The methods of torture used by the jailers inside the Tadmur prison are so many that we cannot count them because, as we mentioned previously, the jailers are artistic and creative in the methods of torturing detainees, and we will mention some of them according to the testimonies of political detainees who were imprisoned many long decades before the Syrian revolution.
3-Receiving the political prisoner:
The reception in which a portion of the detainees who had been brought to the prison must die, This involves forcing the political prisoner to drink polluted water coming out of the drains , and The some detainee was beaten by several jailers until he died as a result of torture during the reception period
The reception in which a portion of the detainees who had been brought to the prison must die, This involves forcing the political prisoner to drink polluted water coming out of the drains , and The some detainee was beaten by several jailers until he died as a result of torture during the reception period
5-In Tadmur Prison, rest stops turn into punishment
The punishment for anyone who dares to open his eyes in Tadmur Prison during the break period is as follows:
Four jailers come, each jailer holds one of the prisoner's four limbs after he is lying on the ground, where the detainees swing him right and left and then throw him high.
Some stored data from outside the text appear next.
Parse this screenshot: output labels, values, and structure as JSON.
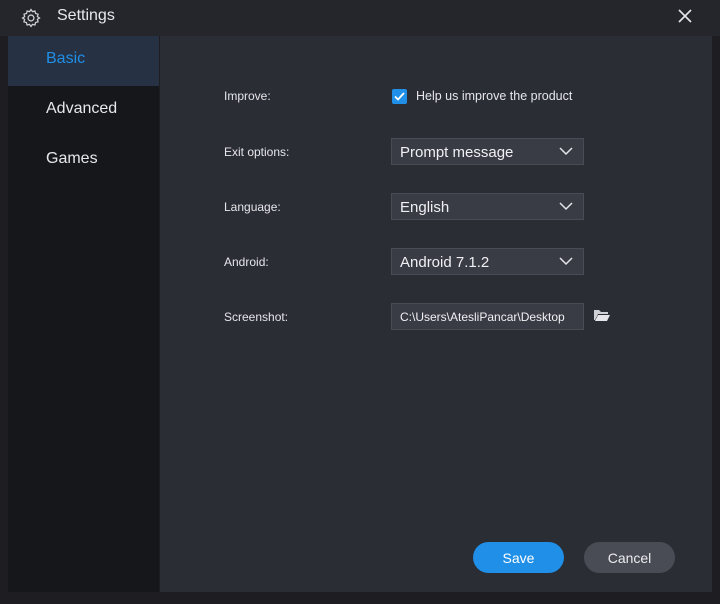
{
  "window": {
    "title": "Settings",
    "title_icon": "gear-icon",
    "close_icon": "close-icon"
  },
  "sidebar": {
    "items": [
      {
        "label": "Basic",
        "active": true
      },
      {
        "label": "Advanced",
        "active": false
      },
      {
        "label": "Games",
        "active": false
      }
    ]
  },
  "form": {
    "improve": {
      "label": "Improve:",
      "checkbox_label": "Help us improve the product",
      "checked": true
    },
    "exit_options": {
      "label": "Exit options:",
      "value": "Prompt message"
    },
    "language": {
      "label": "Language:",
      "value": "English"
    },
    "android": {
      "label": "Android:",
      "value": "Android 7.1.2"
    },
    "screenshot": {
      "label": "Screenshot:",
      "value": "C:\\Users\\AtesliPancar\\Desktop"
    }
  },
  "buttons": {
    "save": "Save",
    "cancel": "Cancel"
  },
  "colors": {
    "accent": "#1f8fe8",
    "sidebar_bg": "#16171b",
    "main_bg": "#2b2d35",
    "titlebar_bg": "#25262b"
  }
}
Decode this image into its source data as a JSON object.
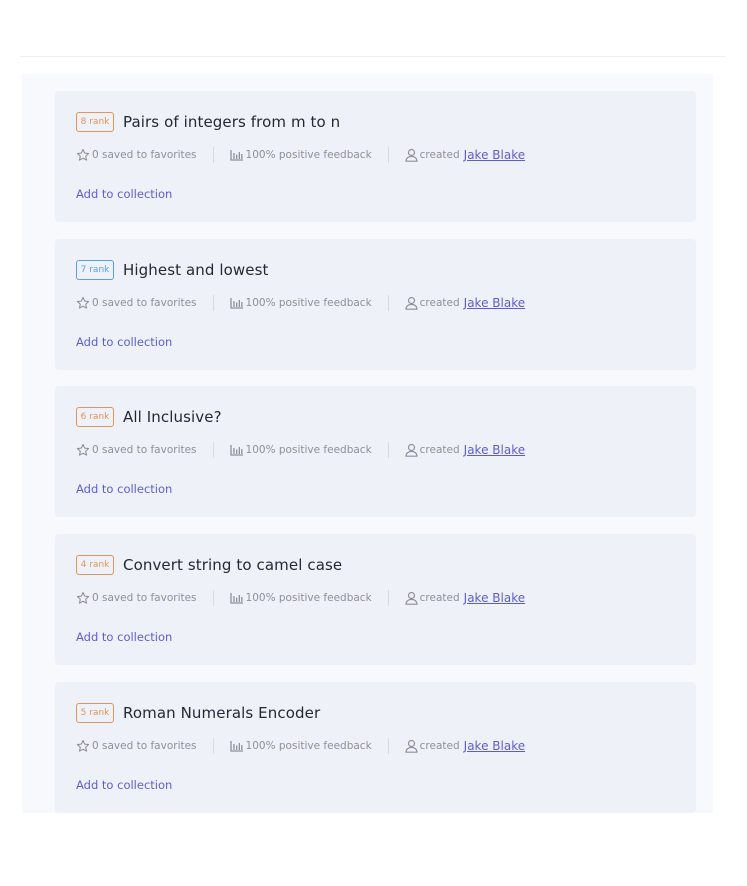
{
  "tasks": [
    {
      "rank": "8 rank",
      "badge_color": "#e0955a",
      "title": "Pairs of integers from m to n",
      "favorites": "0 saved to favorites",
      "feedback": "100% positive feedback",
      "created_label": "created",
      "author": "Jake Blake",
      "add_label": "Add to collection"
    },
    {
      "rank": "7 rank",
      "badge_color": "#5aa0e6",
      "title": "Highest and lowest",
      "favorites": "0 saved to favorites",
      "feedback": "100% positive feedback",
      "created_label": "created",
      "author": "Jake Blake",
      "add_label": "Add to collection"
    },
    {
      "rank": "6 rank",
      "badge_color": "#e0955a",
      "title": "All Inclusive?",
      "favorites": "0 saved to favorites",
      "feedback": "100% positive feedback",
      "created_label": "created",
      "author": "Jake Blake",
      "add_label": "Add to collection"
    },
    {
      "rank": "4 rank",
      "badge_color": "#e0955a",
      "title": "Convert string to camel case",
      "favorites": "0 saved to favorites",
      "feedback": "100% positive feedback",
      "created_label": "created",
      "author": "Jake Blake",
      "add_label": "Add to collection"
    },
    {
      "rank": "5 rank",
      "badge_color": "#e0955a",
      "title": "Roman Numerals Encoder",
      "favorites": "0 saved to favorites",
      "feedback": "100% positive feedback",
      "created_label": "created",
      "author": "Jake Blake",
      "add_label": "Add to collection"
    }
  ],
  "icons": {
    "favorites": "star-icon",
    "feedback": "bar-chart-icon",
    "author": "user-icon"
  },
  "colors": {
    "accent": "#5e5ec9",
    "card_bg": "#eff1f8",
    "muted_text": "#8e8f9a"
  }
}
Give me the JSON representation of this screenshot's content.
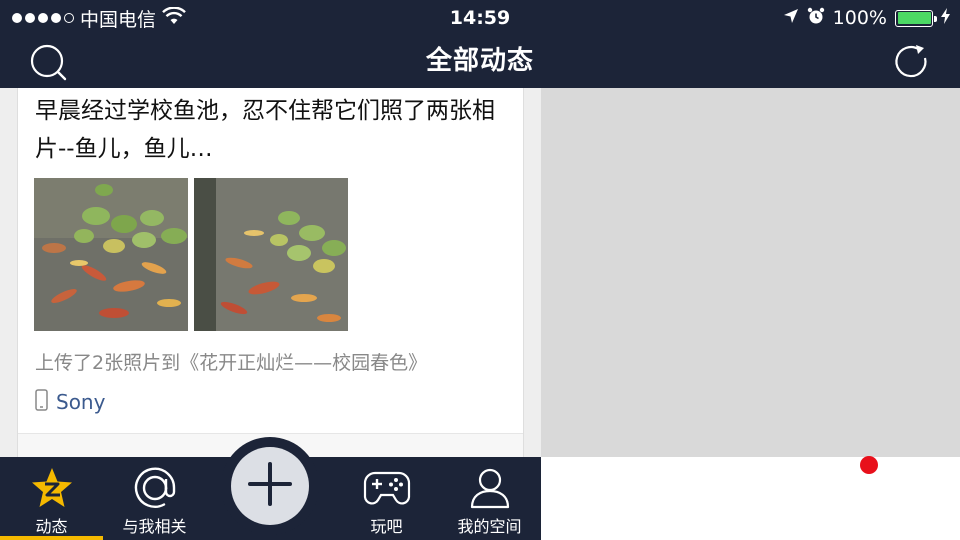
{
  "status_bar": {
    "carrier": "中国电信",
    "time": "14:59",
    "battery": "100%",
    "battery_level": 1.0,
    "signal_bars_filled": 4,
    "signal_bars_total": 5
  },
  "nav": {
    "title": "全部动态",
    "left_icon": "search-icon",
    "right_icon": "refresh-icon"
  },
  "post": {
    "text": "早晨经过学校鱼池，忍不住帮它们照了两张相片--鱼儿，鱼儿…",
    "photos": [
      {
        "name": "fish-pond-photo-1"
      },
      {
        "name": "fish-pond-photo-2"
      }
    ],
    "upload_info": "上传了2张照片到《花开正灿烂——校园春色》",
    "device": "Sony"
  },
  "tabbar": {
    "tabs": [
      {
        "label": "动态",
        "icon": "qzone-star-icon",
        "active": true
      },
      {
        "label": "与我相关",
        "icon": "at-sign-icon"
      },
      {
        "label": "玩吧",
        "icon": "gamepad-icon"
      },
      {
        "label": "我的空间",
        "icon": "person-icon"
      }
    ],
    "center_button_icon": "plus-icon"
  },
  "colors": {
    "bar_background": "#1c2438",
    "active_tab_accent": "#f5b900",
    "notification_dot": "#e8101b",
    "link_text": "#3b5a8e",
    "battery_fill": "#4cd964"
  }
}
The result is severe damage to the detainee's spine, leading to It leads to paralysis, and in others it leads to death
The punishment for anyone who dares to open his eyes in Tadmur Prison during the break period is as follows:
Four jailers come, each jailer holds one of the prisoner's four limbs after he is lying on the ground, where the detainees swing him right and left and then throw him high. The result is severe damage to the detainee's spine, leading to It leads to paralysis, and in others it leads to death
Perhaps you will wonder what is the reason for all this brutality in dealing with detainees...but you will be surprised if I tell you that it is sectarian hatred that drives them to all this sadism and brutality (as we mentioned previously, most of Assad’s jailers are from the Nusayri sect ruling in Syria, including Bashar al-Assad and his father, Hafez al-Assad, which constitutes 7 % of the Syrian people)
Finally, I cannot count the horrors and testimonies of detainees and former prisoners in Tadmur Prison, because it is considered ONE OF THE 10 MOST DANGEROUS PRİSONS IN THE WORLD, knowing that it was one of dozens of prisons in Syria during the era of President Assad, Father Hafez, and his son Bashar.